# Kitbashed MTH Fuel Facility



## Ron045 (Feb 11, 2016)

My O Scale engines are dead rail (Battery Operated). I install the batteries in the engines and charge them while in the engines so there is no need for removal.

My charge bricks and wires where always in the way.
















During my trip to York this Fall, I purchased a broken MTH fuel facility at a deep discount. Perfect for my kit bashed project. This facility REALLY provides fuel to my engines. Electric fuel. The red light means charging and will turn green when complete.

While not to scale, it certainly looks better that the bricks and wires laying on the layout.


----------



## sjm9911 (Dec 20, 2012)

Very cool.


----------



## Magic (Jan 28, 2014)

Very cool indeed. Looks great and works well.  

Magic


----------



## BigGRacing (Sep 25, 2020)

What a great idea ! Well done !


----------



## 65steam (Dec 18, 2019)

That's excellent!


----------



## CTValleyRR (Jul 26, 2014)

Very clever idea. Nicely implemented!


----------



## Lehigh74 (Sep 25, 2015)

That’s very cool Ron. If was to go dead rail, I think I would copy your idea. But as you can see from the attached photos, most of my locos run on diesel.
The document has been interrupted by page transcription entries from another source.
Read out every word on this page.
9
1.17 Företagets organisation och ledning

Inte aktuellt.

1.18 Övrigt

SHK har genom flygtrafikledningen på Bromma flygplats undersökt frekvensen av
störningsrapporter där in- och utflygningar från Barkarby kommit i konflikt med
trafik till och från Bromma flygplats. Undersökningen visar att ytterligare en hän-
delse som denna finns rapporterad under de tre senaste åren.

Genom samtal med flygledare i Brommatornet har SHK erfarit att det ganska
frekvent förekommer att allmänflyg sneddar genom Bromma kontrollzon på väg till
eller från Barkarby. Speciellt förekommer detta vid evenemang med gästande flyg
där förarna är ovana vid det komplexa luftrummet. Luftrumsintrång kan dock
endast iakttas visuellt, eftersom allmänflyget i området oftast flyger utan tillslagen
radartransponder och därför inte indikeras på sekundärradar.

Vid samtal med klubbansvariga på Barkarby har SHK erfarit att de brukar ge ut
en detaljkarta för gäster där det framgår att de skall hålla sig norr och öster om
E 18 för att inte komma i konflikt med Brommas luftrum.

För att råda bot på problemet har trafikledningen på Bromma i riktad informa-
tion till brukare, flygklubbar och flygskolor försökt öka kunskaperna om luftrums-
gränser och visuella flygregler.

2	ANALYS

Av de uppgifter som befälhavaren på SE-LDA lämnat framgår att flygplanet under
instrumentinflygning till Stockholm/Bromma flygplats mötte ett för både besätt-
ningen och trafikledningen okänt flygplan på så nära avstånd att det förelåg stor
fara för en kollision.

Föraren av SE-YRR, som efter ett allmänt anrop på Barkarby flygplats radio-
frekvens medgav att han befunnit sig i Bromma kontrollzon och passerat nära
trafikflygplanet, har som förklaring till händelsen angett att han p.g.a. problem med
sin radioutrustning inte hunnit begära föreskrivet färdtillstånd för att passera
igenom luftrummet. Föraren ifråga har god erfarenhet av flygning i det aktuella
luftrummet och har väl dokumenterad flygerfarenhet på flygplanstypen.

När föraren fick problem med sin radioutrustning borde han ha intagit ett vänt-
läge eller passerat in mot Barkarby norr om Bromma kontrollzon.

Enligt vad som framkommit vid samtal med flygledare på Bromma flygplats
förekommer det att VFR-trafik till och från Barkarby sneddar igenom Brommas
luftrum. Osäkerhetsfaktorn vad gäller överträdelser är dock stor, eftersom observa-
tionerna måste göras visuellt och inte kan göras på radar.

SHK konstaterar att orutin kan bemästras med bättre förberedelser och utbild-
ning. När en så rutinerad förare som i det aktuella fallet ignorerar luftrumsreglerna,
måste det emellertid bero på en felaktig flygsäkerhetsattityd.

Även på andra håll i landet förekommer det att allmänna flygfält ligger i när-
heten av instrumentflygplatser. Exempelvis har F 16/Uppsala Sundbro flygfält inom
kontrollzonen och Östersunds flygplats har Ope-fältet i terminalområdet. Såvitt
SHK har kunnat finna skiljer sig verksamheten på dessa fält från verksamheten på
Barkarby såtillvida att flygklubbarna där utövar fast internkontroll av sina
I may have missed it in a previous post, but I’m wondering why you have three-rail track when you are running dead rail. Started out with 3rail? Want the option to run AC? Two rail track hard to get?


----------



## Ron045 (Feb 11, 2016)

I started in three rail 17 years ago. Just found deadrail over a year ago. Can't convince the rest of the family to see the light. So only my engines are deadrail. They still run DCS and Legacy.


----------



## Raege (Jan 7, 2022)

Very cool idea and implementation! Looks great


----------



## Old_Hobo (Feb 20, 2014)

Nice job!


----------